SENTIENT TIMES Dec/Jan 2002

The Emperor is Naked

By Don Kyhote

There is much to be mined in fairy tales. Fairy tales are about things that never happened but are always with us. A truth we are reluctant to acknowledge can be insinuated into the mind by the account of an event that never happened. Hans Christian Anderson’s The Emperor’s New Clothes tells just a story. His emperor is a fiction, unnamed and unplaced in time, but he is also all of us at all times—and no fiction.

The swindlers who fleeced the Emperor in Anderson’s tale created a neat logical trap. The exorbitantly priced and nonexistent clothes they tailored had the wonderful quality, they said, of being invisible to anyone who was “hopelessly stupid or unfit for his office.” Given the Emperor’s acceptance of this criterion of reality, his loyal subjects were psycho-logically bound to see the invisible.

The virtual taboo against discussing the basic assumptions of our current national-istic thinking seems to me to indicate that we have become psychologically bound to clothes that only those defining themselves as patriots can see. If you can’t see the glorious vestments you are “unpatriotic and unfit to be one of us.”

“You are either one of us or one of them—one of the good or one of the evil.” Such pristine clarity from such a simple-minded delusion.

Every generation brings new swindlers (many of them, curiously, self-deceived) and more new clothes for credulous emperors. At any point in time a sizable wardrobe of such clothes is being paraded in the marketplace of ideas. There are far too few children, too few iconoclasts (to use another image), to keep up with the busy loom of the weavers of invisible cloth.

In Anderson’s story the child’s outcry leads to a rapid erosion of faith among the spectators: truth strips the Emperor naked. Unhappily, in real life, majority opinion frequently overwhelms perception.

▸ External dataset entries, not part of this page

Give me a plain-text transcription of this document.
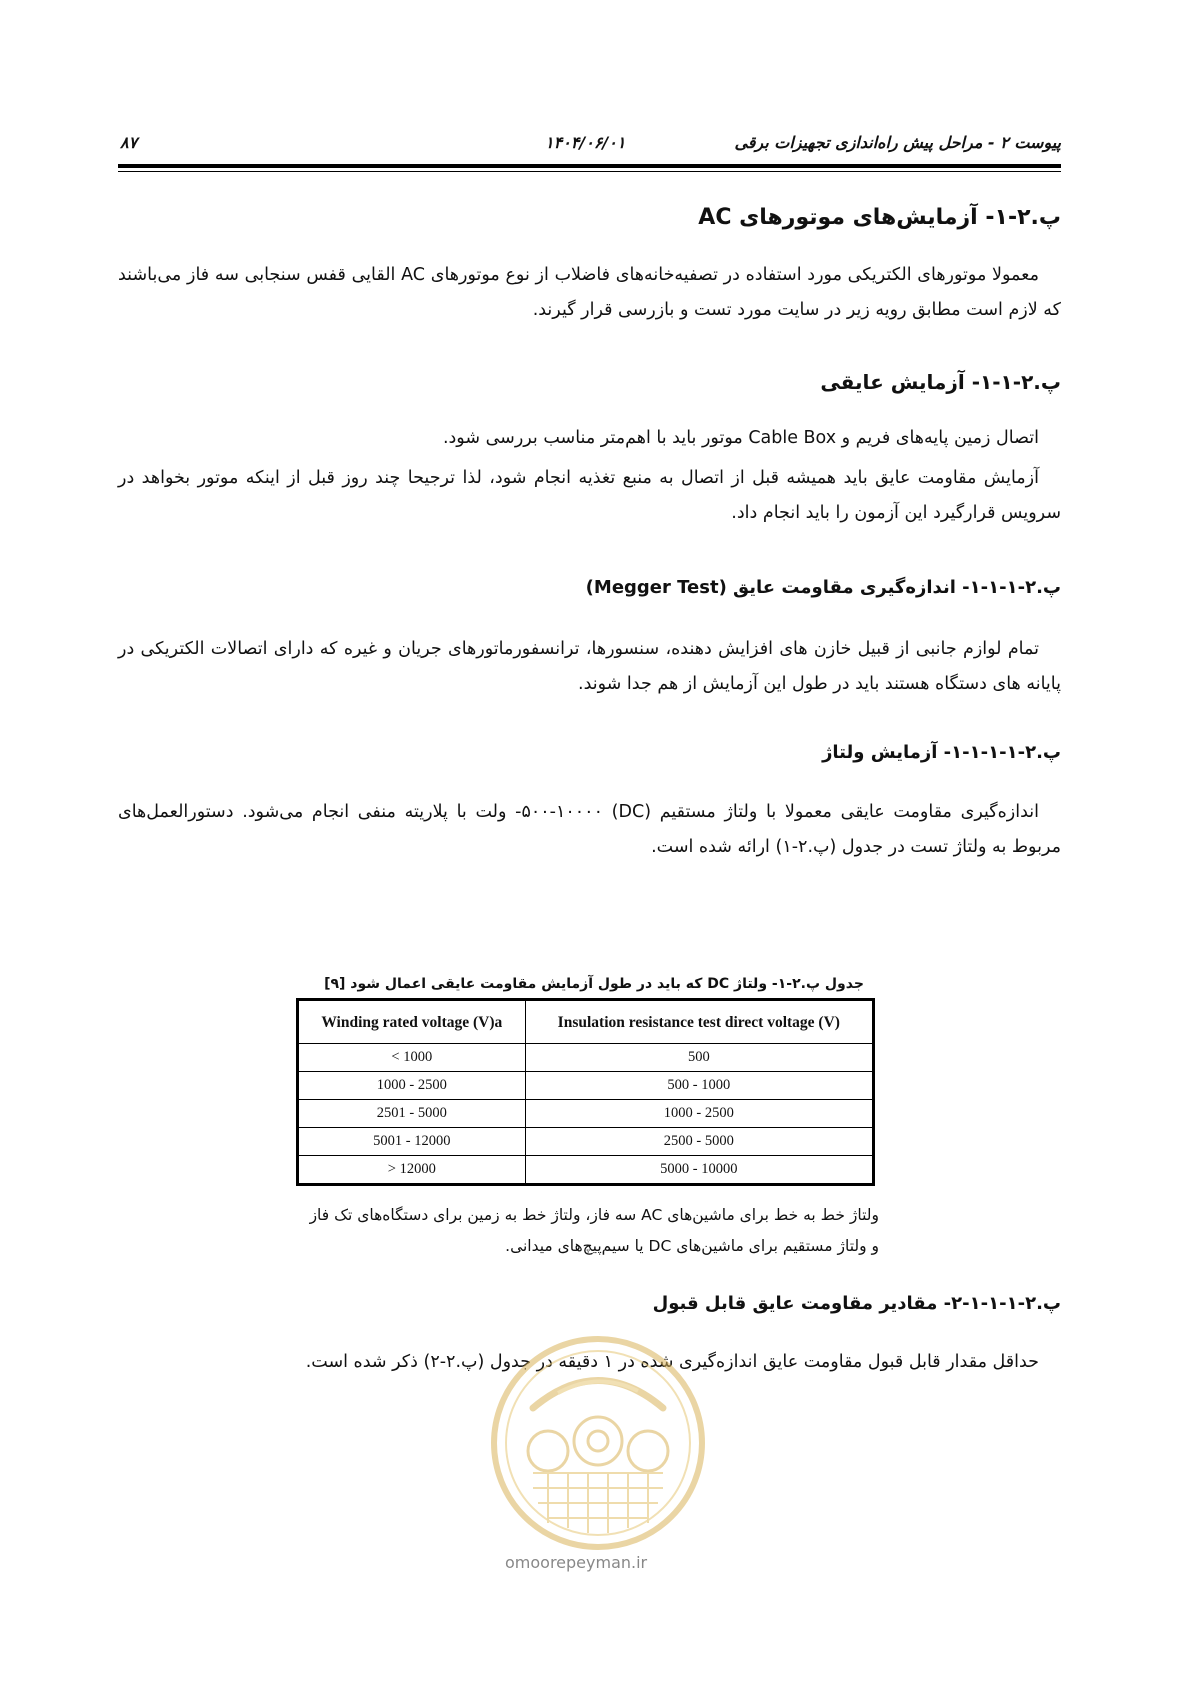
پیوست ۲ - مراحل پیش راه‌اندازی تجهیزات برقی
۱۴۰۴/۰۶/۰۱
۸۷
پ.۲-۱- آزمایش‌های موتورهای AC
معمولا موتورهای الکتریکی مورد استفاده در تصفیه‌خانه‌های فاضلاب از نوع موتورهای AC القایی قفس سنجابی سه فاز می‌باشند که لازم است مطابق رویه زیر در سایت مورد تست و بازرسی قرار گیرند.
پ.۲-۱-۱- آزمایش عایقی
اتصال زمین پایه‌های فریم و Cable Box موتور باید با اهم‌متر مناسب بررسی شود.
آزمایش مقاومت عایق باید همیشه قبل از اتصال به منبع تغذیه انجام شود، لذا ترجیحا چند روز قبل از اینکه موتور بخواهد در سرویس قرارگیرد این آزمون را باید انجام داد.
پ.۲-۱-۱-۱- اندازه‌گیری مقاومت عایق (Megger Test)
تمام لوازم جانبی از قبیل خازن های افزایش دهنده، سنسورها، ترانسفورماتورهای جریان و غیره که دارای اتصالات الکتریکی در پایانه های دستگاه هستند باید در طول این آزمایش از هم جدا شوند.
پ.۲-۱-۱-۱-۱- آزمایش ولتاژ
اندازه‌گیری مقاومت عایقی معمولا با ولتاژ مستقیم (DC) ۵۰۰-۱۰۰۰۰- ولت با پلاریته منفی انجام می‌شود. دستورالعمل‌های مربوط به ولتاژ تست در جدول (پ.۲-۱) ارائه شده است.
جدول پ.۲-۱- ولتاژ DC که باید در طول آزمایش مقاومت عایقی اعمال شود [۹]
Winding rated voltage (V)a	Insulation resistance test direct voltage (V)
< 1000	500
1000 - 2500	500 - 1000
2501 - 5000	1000 - 2500
5001 - 12000	2500 - 5000
> 12000	5000 - 10000
ولتاژ خط به خط برای ماشین‌های AC سه فاز، ولتاژ خط به زمین برای دستگاه‌های تک فاز
و ولتاژ مستقیم برای ماشین‌های DC یا سیم‌پیچ‌های میدانی.
پ.۲-۱-۱-۱-۲- مقادیر مقاومت عایق قابل قبول
حداقل مقدار قابل قبول مقاومت عایق اندازه‌گیری شده در ۱ دقیقه در جدول (پ.۲-۲) ذکر شده است.
omoorepeyman.ir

Some of the experiments carried out by social psychologist Solomon Asch show us just how difficult the communication task is that we have before us. Asch asked a small group of college men to identify the longest of several lines drawn on paper. Unbeknownst to one of them, all the others had been instructed to agree on a preposterously wrong answer. Choices were announced in open meeting. As the responses forced the “odd man out” to become aware of his position, he not infrequently gave way to the majority and expressed his agreement with them. It does not take an Inquisition or a national disaster to make heresy painful. (“Heresy” comes from a Greek word meaning, “to choose for oneself.”) Out of the 123 men subjected to this ordeal, 37 percent conformed. I suspect the results would be even more shocking today if Asch were to repeat his experiment after decades of a mass media managing conformity.

We don’t need Asch’s experiments to tell us that all too often in real life Anderson’s child would be forced to yield to “adult” opinion.

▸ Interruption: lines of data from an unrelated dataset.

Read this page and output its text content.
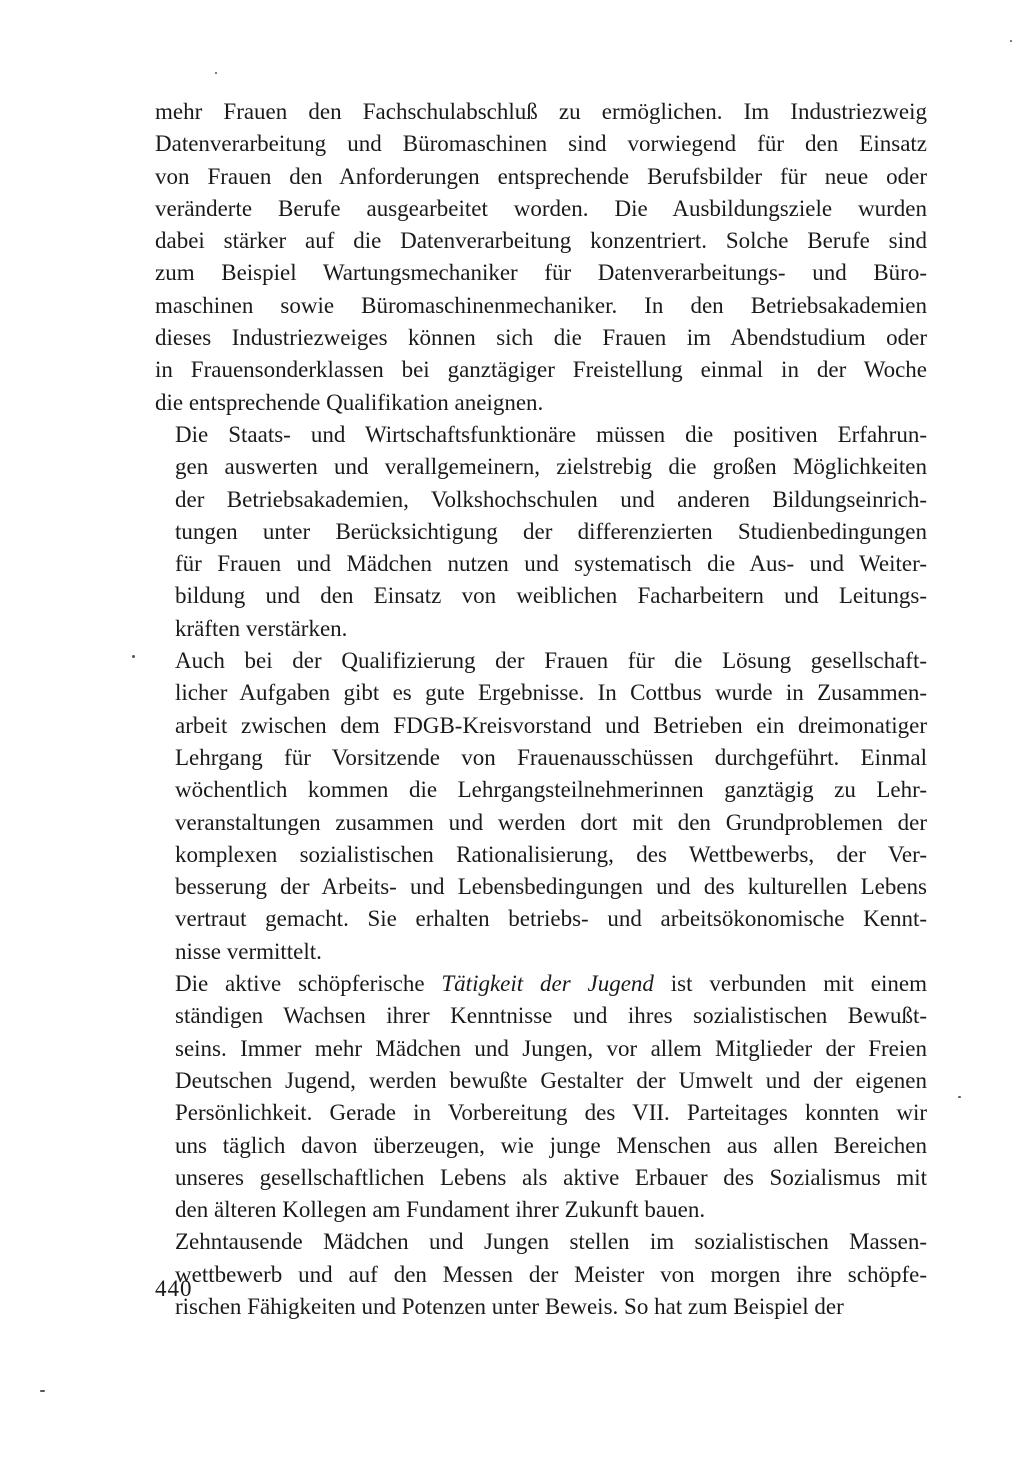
mehr Frauen den Fachschulabschluß zu ermöglichen. Im Industriezweig
Datenverarbeitung und Büromaschinen sind vorwiegend für den Einsatz
von Frauen den Anforderungen entsprechende Berufsbilder für neue oder
veränderte Berufe ausgearbeitet worden. Die Ausbildungsziele wurden
dabei stärker auf die Datenverarbeitung konzentriert. Solche Berufe sind
zum Beispiel Wartungsmechaniker für Datenverarbeitungs- und Büro-
maschinen sowie Büromaschinenmechaniker. In den Betriebsakademien
dieses Industriezweiges können sich die Frauen im Abendstudium oder
in Frauensonderklassen bei ganztägiger Freistellung einmal in der Woche
die entsprechende Qualifikation aneignen.
Die Staats- und Wirtschaftsfunktionäre müssen die positiven Erfahrun-
gen auswerten und verallgemeinern, zielstrebig die großen Möglichkeiten
der Betriebsakademien, Volkshochschulen und anderen Bildungseinrich-
tungen unter Berücksichtigung der differenzierten Studienbedingungen
für Frauen und Mädchen nutzen und systematisch die Aus- und Weiter-
bildung und den Einsatz von weiblichen Facharbeitern und Leitungs-
kräften verstärken.
Auch bei der Qualifizierung der Frauen für die Lösung gesellschaft-
licher Aufgaben gibt es gute Ergebnisse. In Cottbus wurde in Zusammen-
arbeit zwischen dem FDGB-Kreisvorstand und Betrieben ein dreimonatiger
Lehrgang für Vorsitzende von Frauenausschüssen durchgeführt. Einmal
wöchentlich kommen die Lehrgangsteilnehmerinnen ganztägig zu Lehr-
veranstaltungen zusammen und werden dort mit den Grundproblemen der
komplexen sozialistischen Rationalisierung, des Wettbewerbs, der Ver-
besserung der Arbeits- und Lebensbedingungen und des kulturellen Lebens
vertraut gemacht. Sie erhalten betriebs- und arbeitsökonomische Kennt-
nisse vermittelt.
Die aktive schöpferische Tätigkeit der Jugend ist verbunden mit einem
ständigen Wachsen ihrer Kenntnisse und ihres sozialistischen Bewußt-
seins. Immer mehr Mädchen und Jungen, vor allem Mitglieder der Freien
Deutschen Jugend, werden bewußte Gestalter der Umwelt und der eigenen
Persönlichkeit. Gerade in Vorbereitung des VII. Parteitages konnten wir
uns täglich davon überzeugen, wie junge Menschen aus allen Bereichen
unseres gesellschaftlichen Lebens als aktive Erbauer des Sozialismus mit
den älteren Kollegen am Fundament ihrer Zukunft bauen.
Zehntausende Mädchen und Jungen stellen im sozialistischen Massen-
wettbewerb und auf den Messen der Meister von morgen ihre schöpfe-
rischen Fähigkeiten und Potenzen unter Beweis. So hat zum Beispiel der
440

A cowed opposition in the U.S. and worldwide is not a sign of solidarity, it is a dangerous sign of grave concern that we are becoming psychologically bound to conforming to the powerful no matter how preposterous its position. Watching the Congress respond to one hollow platitude and cliché after another from Mr. Bush was an eerie reminder of those German politicians (both supporters and terrified opponents) rising to the vitriol of Adolph Hitler a half a century ago.

It is one thing to rally around our flag and country and the ideals for which they stand and quite another to give a blank check to a nakedly bankrupt administration. Those in charge of our country are disconnected from the needs of the American people and isolate us from the community of nations. They have removed us from being a rational participant in a global discourse of sane moral reasoning.

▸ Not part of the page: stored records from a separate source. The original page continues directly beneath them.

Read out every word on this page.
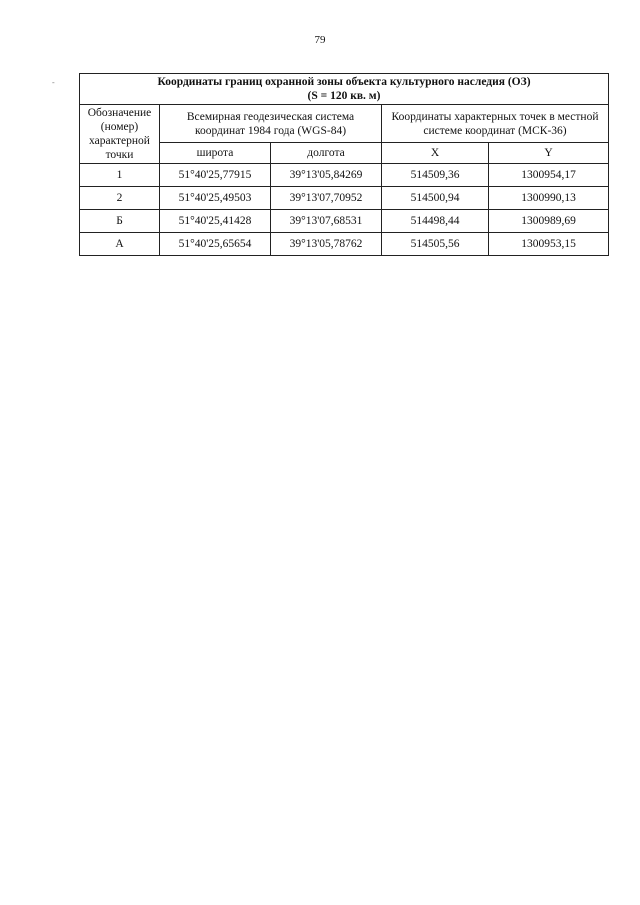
79
-	Координаты границ охранной зоны объекта культурного наследия (ОЗ)
(S = 120 кв. м)				

Обозначение (номер) характерной точки	Всемирная геодезическая система координат 1984 года (WGS-84)		Координаты характерных точек в местной системе координат (МСК-36)	
	широта	долгота	X	Y
1	51°40'25,77915	39°13'05,84269	514509,36	1300954,17
2	51°40'25,49503	39°13'07,70952	514500,94	1300990,13
Б	51°40'25,41428	39°13'07,68531	514498,44	1300989,69
А	51°40'25,65654	39°13'05,78762	514505,56	1300953,15
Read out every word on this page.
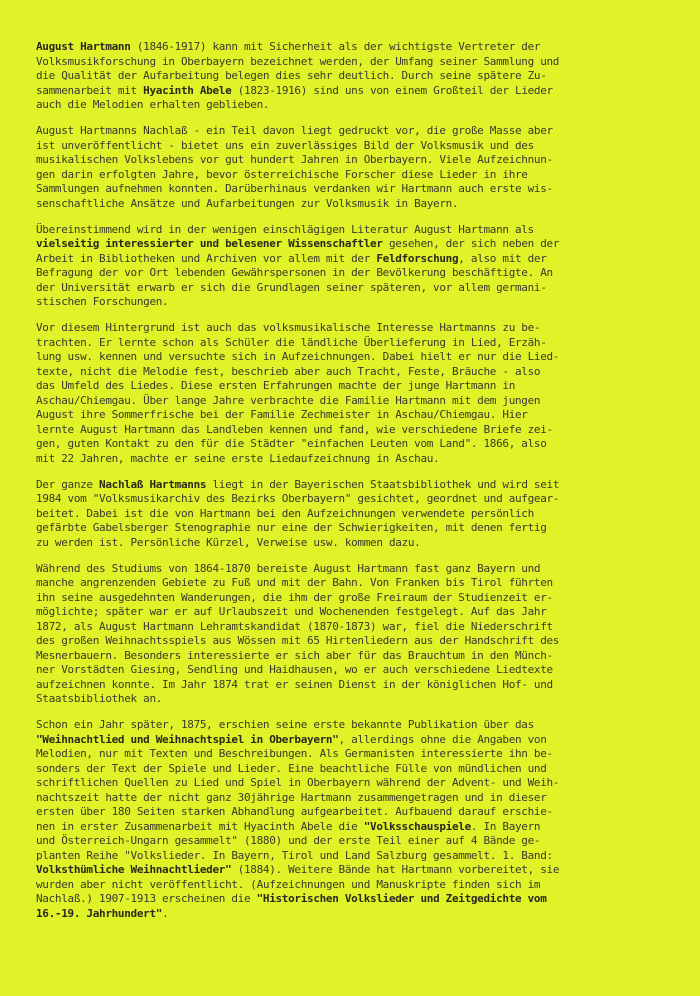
August Hartmann (1846-1917) kann mit Sicherheit als der wichtigste Vertreter der
Volksmusikforschung in Oberbayern bezeichnet werden, der Umfang seiner Sammlung und
die Qualität der Aufarbeitung belegen dies sehr deutlich. Durch seine spätere Zu-
sammenarbeit mit Hyacinth Abele (1823-1916) sind uns von einem Großteil der Lieder
auch die Melodien erhalten geblieben.
August Hartmanns Nachlaß - ein Teil davon liegt gedruckt vor, die große Masse aber
ist unveröffentlicht - bietet uns ein zuverlässiges Bild der Volksmusik und des
musikalischen Volkslebens vor gut hundert Jahren in Oberbayern. Viele Aufzeichnun-
gen darin erfolgten Jahre, bevor österreichische Forscher diese Lieder in ihre
Sammlungen aufnehmen konnten. Darüberhinaus verdanken wir Hartmann auch erste wis-
senschaftliche Ansätze und Aufarbeitungen zur Volksmusik in Bayern.
Übereinstimmend wird in der wenigen einschlägigen Literatur August Hartmann als
vielseitig interessierter und belesener Wissenschaftler gesehen, der sich neben der
Arbeit in Bibliotheken und Archiven vor allem mit der Feldforschung, also mit der
Befragung der vor Ort lebenden Gewährspersonen in der Bevölkerung beschäftigte. An
der Universität erwarb er sich die Grundlagen seiner späteren, vor allem germani-
stischen Forschungen.
Vor diesem Hintergrund ist auch das volksmusikalische Interesse Hartmanns zu be-
trachten. Er lernte schon als Schüler die ländliche Überlieferung in Lied, Erzäh-
lung usw. kennen und versuchte sich in Aufzeichnungen. Dabei hielt er nur die Lied-
texte, nicht die Melodie fest, beschrieb aber auch Tracht, Feste, Bräuche - also
das Umfeld des Liedes. Diese ersten Erfahrungen machte der junge Hartmann in
Aschau/Chiemgau. Über lange Jahre verbrachte die Familie Hartmann mit dem jungen
August ihre Sommerfrische bei der Familie Zechmeister in Aschau/Chiemgau. Hier
lernte August Hartmann das Landleben kennen und fand, wie verschiedene Briefe zei-
gen, guten Kontakt zu den für die Städter "einfachen Leuten vom Land". 1866, also
mit 22 Jahren, machte er seine erste Liedaufzeichnung in Aschau.
Der ganze Nachlaß Hartmanns liegt in der Bayerischen Staatsbibliothek und wird seit
1984 vom "Volksmusikarchiv des Bezirks Oberbayern" gesichtet, geordnet und aufgear-
beitet. Dabei ist die von Hartmann bei den Aufzeichnungen verwendete persönlich
gefärbte Gabelsberger Stenographie nur eine der Schwierigkeiten, mit denen fertig
zu werden ist. Persönliche Kürzel, Verweise usw. kommen dazu.
Während des Studiums von 1864-1870 bereiste August Hartmann fast ganz Bayern und
manche angrenzenden Gebiete zu Fuß und mit der Bahn. Von Franken bis Tirol führten
ihn seine ausgedehnten Wanderungen, die ihm der große Freiraum der Studienzeit er-
möglichte; später war er auf Urlaubszeit und Wochenenden festgelegt. Auf das Jahr
1872, als August Hartmann Lehramtskandidat (1870-1873) war, fiel die Niederschrift
des großen Weihnachtsspiels aus Wössen mit 65 Hirtenliedern aus der Handschrift des
Mesnerbauern. Besonders interessierte er sich aber für das Brauchtum in den Münch-
ner Vorstädten Giesing, Sendling und Haidhausen, wo er auch verschiedene Liedtexte
aufzeichnen konnte. Im Jahr 1874 trat er seinen Dienst in der königlichen Hof- und
Staatsbibliothek an.
Schon ein Jahr später, 1875, erschien seine erste bekannte Publikation über das
"Weihnachtlied und Weihnachtspiel in Oberbayern", allerdings ohne die Angaben von
Melodien, nur mit Texten und Beschreibungen. Als Germanisten interessierte ihn be-
sonders der Text der Spiele und Lieder. Eine beachtliche Fülle von mündlichen und
schriftlichen Quellen zu Lied und Spiel in Oberbayern während der Advent- und Weih-
nachtszeit hatte der nicht ganz 30jährige Hartmann zusammengetragen und in dieser
ersten über 180 Seiten starken Abhandlung aufgearbeitet. Aufbauend darauf erschie-
nen in erster Zusammenarbeit mit Hyacinth Abele die "Volksschauspiele. In Bayern
und Österreich-Ungarn gesammelt" (1880) und der erste Teil einer auf 4 Bände ge-
planten Reihe "Volkslieder. In Bayern, Tirol und Land Salzburg gesammelt. 1. Band:
Volksthümliche Weihnachtlieder" (1884). Weitere Bände hat Hartmann vorbereitet, sie
wurden aber nicht veröffentlicht. (Aufzeichnungen und Manuskripte finden sich im
Nachlaß.) 1907-1913 erscheinen die "Historischen Volkslieder und Zeitgedichte vom
16.-19. Jahrhundert".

Representative Barbara Lee showed the courage of Thoreau’s “majority of one” in the face of nearly unanimous error by crying out for reason. There are many naked emperors parading the streets of public communications, and we need a few people who have the confidence of Anderson’s child in their own senses and judgment.

Now more than ever this country needs a loyal opposition—to unite behind what needs to be done and stand against what should not be done. It is our duty, as patriotic Americans, to be heretics pointing out the naked emperors of our time. It is our right, nay our responsibility, as long as we pretend to be living in a free, democratic society, to vigorously and openly challenge what is being portrayed to be, “in the national interests.” To deny that right threatens the very strength of our system—its commitment to unfettered thought and expression.

The right to dissent is the strength of our country not its weakness. Weakness is in the position that can’t defend itself against sane rational discourse. Mandating a patriotism that requires unity behind naked emperors is not a mark of confident and secure leadership. It is a sign of the fear of exposure that no amount of invisible cloth can hide.

Don Kyote, an educator, supporter of those who speak truth to power, and environmental activist, has been confronting the status quo for his entire professional career.